Er schon ihr Top hoch, unter dem sie keinen BH trug. Ihre prallen, stehenden Brüste sprangen ihm praktisch ins Gesicht. Nach einem vor Erregung lautem Seufzer begann er sofort an einem Nippel zu saugen. Seine andere Hand massierte ihre andere Brust. Jelena begann zu stöhnen und Thomas wollte gar nicht mehr aufhören. Doch es musste schnell gehen, soweit konnte er noch denken. Jelena schien das gleich zu denken und stand auf. Sie zog ihre Leggins runter. Auf ihrem String war ein feuchter Fleck deutlich zu erkennen. Auch Thomas zog seine Hose aus und seine Shorts gleich mit. Sein praller, riesiger Schwanz stand in voller Pracht da. Jelena bekam große Augen, doch hatte sie nicht viel Zeit diesen Anblick zu genießen, denn Thomas packte ihren geilen Arsch und hob sie auf den Tisch. Dann kniete er sich hin, zog ihren String zur Seite und begann ihre Pussy zu küssen. Als er dann noch seine Zunge in ihre feuchte Muschi steckte, konnte Jelena nicht mehr an sich halten und begann laut zu stöhnen. Sie legte eine Hand auf seinen Kopf und presste sie an ihre geile *****. Seine Zunge drang tief in sie ein und spielte in ihr. Der süße Saft floss gefühlt in Strömen und benetzte sein Gesicht. Er schaffte es seinen Kopf etwas zurückzuziehen, sodass seine Zunge ihren Kitzler berührte. Jelena wandte sich auf dem Tisch und ihre Beine umschlungen Thomas Oberkörper. Sein Schwanz pochte; er wollte nun endlich etwas vom Liebesspiel haben.
Thomas stand auf und ging näher an Jelena heran. Sie ergriff seinen Schwanz und führte in ihre nasse Lustgrotte. Sofort r*mmelte Thomas los. Seine prallgefüllten Eier klatschten gegen ihre *****, was sie noch mehr anmachte. Beide stöhnten um die Wette. Doch es sollte noch heißer werden. Thomas wusste, was Frauen wollen.

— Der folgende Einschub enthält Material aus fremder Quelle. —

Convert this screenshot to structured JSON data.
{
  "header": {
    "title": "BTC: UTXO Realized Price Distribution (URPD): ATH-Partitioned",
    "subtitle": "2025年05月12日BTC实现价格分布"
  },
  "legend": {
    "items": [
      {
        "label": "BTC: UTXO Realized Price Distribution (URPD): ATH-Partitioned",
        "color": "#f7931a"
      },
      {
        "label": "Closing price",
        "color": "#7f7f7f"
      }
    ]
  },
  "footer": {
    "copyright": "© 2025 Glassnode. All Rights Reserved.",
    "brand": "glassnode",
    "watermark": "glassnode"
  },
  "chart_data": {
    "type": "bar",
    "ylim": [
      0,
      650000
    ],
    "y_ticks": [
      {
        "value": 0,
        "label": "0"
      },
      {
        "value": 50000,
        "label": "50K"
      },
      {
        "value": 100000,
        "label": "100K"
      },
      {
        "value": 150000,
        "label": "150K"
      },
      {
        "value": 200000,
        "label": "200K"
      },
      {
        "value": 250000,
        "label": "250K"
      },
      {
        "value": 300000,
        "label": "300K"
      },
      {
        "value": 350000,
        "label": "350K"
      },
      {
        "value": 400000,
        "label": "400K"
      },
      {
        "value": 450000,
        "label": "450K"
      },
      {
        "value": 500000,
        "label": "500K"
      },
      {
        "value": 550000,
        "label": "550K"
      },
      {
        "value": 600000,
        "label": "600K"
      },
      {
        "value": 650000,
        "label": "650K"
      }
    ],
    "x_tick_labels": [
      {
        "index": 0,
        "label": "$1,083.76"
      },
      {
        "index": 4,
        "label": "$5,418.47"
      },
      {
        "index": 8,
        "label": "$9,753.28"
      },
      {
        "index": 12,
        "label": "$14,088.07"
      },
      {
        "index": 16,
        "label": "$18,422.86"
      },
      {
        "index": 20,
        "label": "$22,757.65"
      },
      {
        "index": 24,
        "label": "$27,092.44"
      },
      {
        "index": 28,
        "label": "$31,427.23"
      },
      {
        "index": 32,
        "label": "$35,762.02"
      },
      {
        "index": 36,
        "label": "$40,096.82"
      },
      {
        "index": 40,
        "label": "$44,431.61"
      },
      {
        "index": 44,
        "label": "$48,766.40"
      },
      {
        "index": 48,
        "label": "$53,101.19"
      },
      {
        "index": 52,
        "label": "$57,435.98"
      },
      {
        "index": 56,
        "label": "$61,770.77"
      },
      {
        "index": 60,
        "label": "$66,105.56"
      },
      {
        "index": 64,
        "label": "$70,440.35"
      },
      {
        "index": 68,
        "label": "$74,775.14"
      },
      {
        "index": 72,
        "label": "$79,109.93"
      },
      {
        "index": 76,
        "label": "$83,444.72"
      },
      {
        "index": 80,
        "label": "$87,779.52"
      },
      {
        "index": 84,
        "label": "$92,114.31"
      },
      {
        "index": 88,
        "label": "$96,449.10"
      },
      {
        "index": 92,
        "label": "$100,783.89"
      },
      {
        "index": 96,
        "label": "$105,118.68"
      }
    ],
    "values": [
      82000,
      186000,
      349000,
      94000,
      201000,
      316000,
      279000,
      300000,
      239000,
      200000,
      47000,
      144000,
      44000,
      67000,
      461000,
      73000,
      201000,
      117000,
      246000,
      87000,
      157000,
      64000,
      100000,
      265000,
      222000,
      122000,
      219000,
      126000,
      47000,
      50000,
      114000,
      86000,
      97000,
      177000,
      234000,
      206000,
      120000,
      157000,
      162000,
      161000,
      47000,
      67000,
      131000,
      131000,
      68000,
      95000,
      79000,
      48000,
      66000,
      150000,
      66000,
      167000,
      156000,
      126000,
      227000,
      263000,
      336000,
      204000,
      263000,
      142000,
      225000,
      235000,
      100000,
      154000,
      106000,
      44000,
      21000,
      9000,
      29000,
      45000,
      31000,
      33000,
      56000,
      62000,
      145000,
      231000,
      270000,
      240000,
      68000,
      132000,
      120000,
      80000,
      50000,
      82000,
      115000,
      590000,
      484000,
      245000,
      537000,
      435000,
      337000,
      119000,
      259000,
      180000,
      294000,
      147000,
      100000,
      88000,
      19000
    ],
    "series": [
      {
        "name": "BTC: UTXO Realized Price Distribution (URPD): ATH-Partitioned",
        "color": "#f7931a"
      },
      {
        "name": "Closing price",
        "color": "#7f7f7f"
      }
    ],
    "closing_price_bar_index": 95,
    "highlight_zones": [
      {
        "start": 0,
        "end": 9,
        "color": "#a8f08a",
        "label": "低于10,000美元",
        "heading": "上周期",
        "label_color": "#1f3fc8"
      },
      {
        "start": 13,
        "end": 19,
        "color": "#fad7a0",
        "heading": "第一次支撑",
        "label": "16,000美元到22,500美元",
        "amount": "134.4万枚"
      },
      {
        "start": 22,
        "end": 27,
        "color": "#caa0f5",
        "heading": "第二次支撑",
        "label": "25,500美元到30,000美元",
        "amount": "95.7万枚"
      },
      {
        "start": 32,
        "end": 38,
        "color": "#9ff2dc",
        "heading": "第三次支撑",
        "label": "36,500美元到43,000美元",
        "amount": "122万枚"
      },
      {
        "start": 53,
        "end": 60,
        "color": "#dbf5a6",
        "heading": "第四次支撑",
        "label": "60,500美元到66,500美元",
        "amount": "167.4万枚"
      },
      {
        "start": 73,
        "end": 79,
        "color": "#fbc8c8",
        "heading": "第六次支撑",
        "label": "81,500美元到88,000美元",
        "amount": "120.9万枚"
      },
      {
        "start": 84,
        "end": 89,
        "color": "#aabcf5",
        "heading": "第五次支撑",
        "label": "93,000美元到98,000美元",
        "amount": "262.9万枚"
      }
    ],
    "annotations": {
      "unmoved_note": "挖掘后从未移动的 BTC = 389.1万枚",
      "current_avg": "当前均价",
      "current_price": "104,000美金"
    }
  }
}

Er zog seinen Schwanz raus, packte seine Gespielin und drehte sie um, was sich Jelena gerne gefallen ließ. Er zog ihren String nun komplett runter und drang von hinten in sie ein. Beide stöhnten noch lauter und sein heißer Schwanz pulsierte.
Bald war es so weit.
Sein R*mmeln wurde härter und er merkte, dass Jelena auch bald kommen würde. Er krallte sich in ihren Arsch fest, als er kam.
Sein heißer Saft schoss aus seinem Schwanz in ihre Scheide, den diese gerne aufnahm. Die Muschi presste sich gegen seinen Schwanz und p*mpte den S*men in ihren Körper.
Auch Jelena kam, als es passierte.
Noch eine Weile lag sie auf dem Tisch, auch als Thomas seinen Schwanz rauszog.
Erschöpft richtete sie sich auf und zog ihre Kleidung wieder zurecht. Auch Thomas kleidete sich wieder an.
Nun standen sie voreinander und lächelten sich an. Plötzlich schoss Jelena nach vorne, umarmte Thomas und gab ihm einen leidenschaftlichen Kuss. Dann hauchte sie Thomas ins Ohr: „Ich war noch nie so entspannt.“
Später erfuhr er, dass sie die Prüfung mit eins bestanden hatte.